Jesus’ disciples had made their choice to save themselves. It’s the normal human response. A literal rendering of Jesus’ teaching would render his disciples extinct. By the time of Jesus’ death on the cross his disciples were hiding lest they actually did find themselves dead on the cross. Remember what Jesus taught his disciples; “The ‘Son of Man,’” a term used at his time to refer to the future Messiah, “must undergo great suffering, and be rejected by the elders, the chief priests, and the scribes, and be killed, and after three days rise again.” The disciples had not yet experienced what Jesus was teaching. It is after Jesus’ resurrection that God’s plan is made clear.

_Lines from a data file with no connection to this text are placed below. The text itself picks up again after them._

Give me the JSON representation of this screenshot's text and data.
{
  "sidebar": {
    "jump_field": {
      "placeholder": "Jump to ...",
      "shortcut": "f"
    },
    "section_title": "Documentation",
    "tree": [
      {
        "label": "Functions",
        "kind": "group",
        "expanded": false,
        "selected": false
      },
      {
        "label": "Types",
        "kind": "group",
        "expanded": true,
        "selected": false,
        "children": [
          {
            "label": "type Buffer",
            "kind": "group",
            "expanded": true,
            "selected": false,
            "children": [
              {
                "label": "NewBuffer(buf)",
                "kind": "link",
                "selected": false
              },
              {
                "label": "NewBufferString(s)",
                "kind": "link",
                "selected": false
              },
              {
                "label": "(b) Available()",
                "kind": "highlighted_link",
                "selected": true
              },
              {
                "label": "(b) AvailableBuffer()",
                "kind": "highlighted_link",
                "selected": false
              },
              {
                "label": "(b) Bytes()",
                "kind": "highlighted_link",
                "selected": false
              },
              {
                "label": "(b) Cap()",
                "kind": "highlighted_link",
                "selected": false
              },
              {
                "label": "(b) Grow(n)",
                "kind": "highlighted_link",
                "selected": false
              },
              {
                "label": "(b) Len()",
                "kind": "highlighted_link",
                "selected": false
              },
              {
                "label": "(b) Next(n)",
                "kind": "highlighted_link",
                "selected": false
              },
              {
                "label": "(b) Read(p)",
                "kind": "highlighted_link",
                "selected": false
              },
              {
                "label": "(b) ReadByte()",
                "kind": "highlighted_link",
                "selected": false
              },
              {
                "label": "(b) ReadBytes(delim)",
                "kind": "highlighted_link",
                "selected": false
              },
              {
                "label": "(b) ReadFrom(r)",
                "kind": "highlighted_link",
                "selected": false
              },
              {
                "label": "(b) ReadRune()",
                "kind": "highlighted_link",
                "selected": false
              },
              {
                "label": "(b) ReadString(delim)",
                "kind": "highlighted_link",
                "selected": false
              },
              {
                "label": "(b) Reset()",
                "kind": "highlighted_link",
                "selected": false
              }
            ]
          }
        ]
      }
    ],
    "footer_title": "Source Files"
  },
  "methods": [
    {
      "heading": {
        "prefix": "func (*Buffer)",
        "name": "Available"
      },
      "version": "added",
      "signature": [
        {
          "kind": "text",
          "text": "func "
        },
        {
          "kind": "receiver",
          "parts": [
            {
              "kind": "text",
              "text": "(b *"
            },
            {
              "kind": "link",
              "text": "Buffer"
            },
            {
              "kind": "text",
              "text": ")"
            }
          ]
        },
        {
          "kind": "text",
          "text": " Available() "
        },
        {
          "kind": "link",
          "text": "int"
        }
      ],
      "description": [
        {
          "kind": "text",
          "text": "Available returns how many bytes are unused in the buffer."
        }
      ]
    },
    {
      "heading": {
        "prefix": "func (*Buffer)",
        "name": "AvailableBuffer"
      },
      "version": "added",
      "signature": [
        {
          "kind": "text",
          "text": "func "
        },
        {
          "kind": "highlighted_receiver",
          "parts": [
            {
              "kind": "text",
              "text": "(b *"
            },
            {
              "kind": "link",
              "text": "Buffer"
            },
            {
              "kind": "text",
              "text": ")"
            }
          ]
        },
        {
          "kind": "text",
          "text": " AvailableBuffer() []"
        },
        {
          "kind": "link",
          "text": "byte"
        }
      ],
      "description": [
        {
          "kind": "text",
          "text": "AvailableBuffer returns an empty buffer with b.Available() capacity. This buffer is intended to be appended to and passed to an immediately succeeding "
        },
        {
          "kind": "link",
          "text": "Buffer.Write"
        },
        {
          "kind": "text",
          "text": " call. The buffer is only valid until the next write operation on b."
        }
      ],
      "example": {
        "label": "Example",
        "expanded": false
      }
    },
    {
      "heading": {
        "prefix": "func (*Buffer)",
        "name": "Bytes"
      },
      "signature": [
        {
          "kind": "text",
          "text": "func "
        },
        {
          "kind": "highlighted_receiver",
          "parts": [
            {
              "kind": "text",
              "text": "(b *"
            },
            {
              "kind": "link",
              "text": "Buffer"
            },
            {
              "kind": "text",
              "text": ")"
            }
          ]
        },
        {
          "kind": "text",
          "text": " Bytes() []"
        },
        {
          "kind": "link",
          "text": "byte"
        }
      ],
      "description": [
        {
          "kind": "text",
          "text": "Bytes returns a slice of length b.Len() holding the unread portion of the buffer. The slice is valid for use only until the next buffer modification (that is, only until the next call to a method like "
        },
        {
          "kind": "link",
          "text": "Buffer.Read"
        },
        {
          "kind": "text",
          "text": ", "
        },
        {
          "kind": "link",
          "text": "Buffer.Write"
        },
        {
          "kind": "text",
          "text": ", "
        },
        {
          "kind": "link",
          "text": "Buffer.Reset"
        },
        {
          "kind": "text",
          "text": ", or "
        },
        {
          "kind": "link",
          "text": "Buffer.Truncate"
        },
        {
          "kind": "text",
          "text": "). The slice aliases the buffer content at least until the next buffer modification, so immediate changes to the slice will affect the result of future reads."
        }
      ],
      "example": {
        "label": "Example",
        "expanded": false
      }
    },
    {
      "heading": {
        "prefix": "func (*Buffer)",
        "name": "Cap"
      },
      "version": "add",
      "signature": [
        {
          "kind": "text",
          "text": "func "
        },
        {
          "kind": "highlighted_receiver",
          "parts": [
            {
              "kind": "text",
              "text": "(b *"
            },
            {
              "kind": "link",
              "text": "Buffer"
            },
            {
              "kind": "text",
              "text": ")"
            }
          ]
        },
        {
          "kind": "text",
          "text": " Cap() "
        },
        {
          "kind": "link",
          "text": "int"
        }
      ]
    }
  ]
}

Like our Messiah, we must undergo suffering, risk rejection by the powers-that-be and die for the sake of something bigger than what we are presently identified with. We must be tested (baptized) by fire. Our commitment to the world must be transformed into commitment to God. That involves letting go of our attachment to the world and its rewards so that God’s Kingdom plan, and the rewards it promises can be made manifest in our lives. That means choosing inconvenience, discomfort and risk and doing the things that are harder over convenience, comfort and control for a greater good than our own. It involves expressing our innermost, truest and just self when we are tested.
Our whole idea of God, of Messiah and of ourselves has to change, like that of the first disciples, so that we are conformed to Christ; we think, we feel, we believe, we act like Christ. Christ is raised up in us and lives in us, witnesses by our lives that God’s kingdom has come and is coming, on earth as it is in heaven. Jesus has done what he had to. We must do what is ours to do. There are excuses not to, but we must do it anyways. It’s in the small things that we start, picking up our cross like Jesus did his and in following him in proclaiming by word and action God’s shalom (God’s love, God’s peace and God’s justice).”
I leave you with the question I raised at the start of our worship time. What is your cross and are your carrying it? Will you pick up your cross and carry it? Jesus has done his part, will we do ours.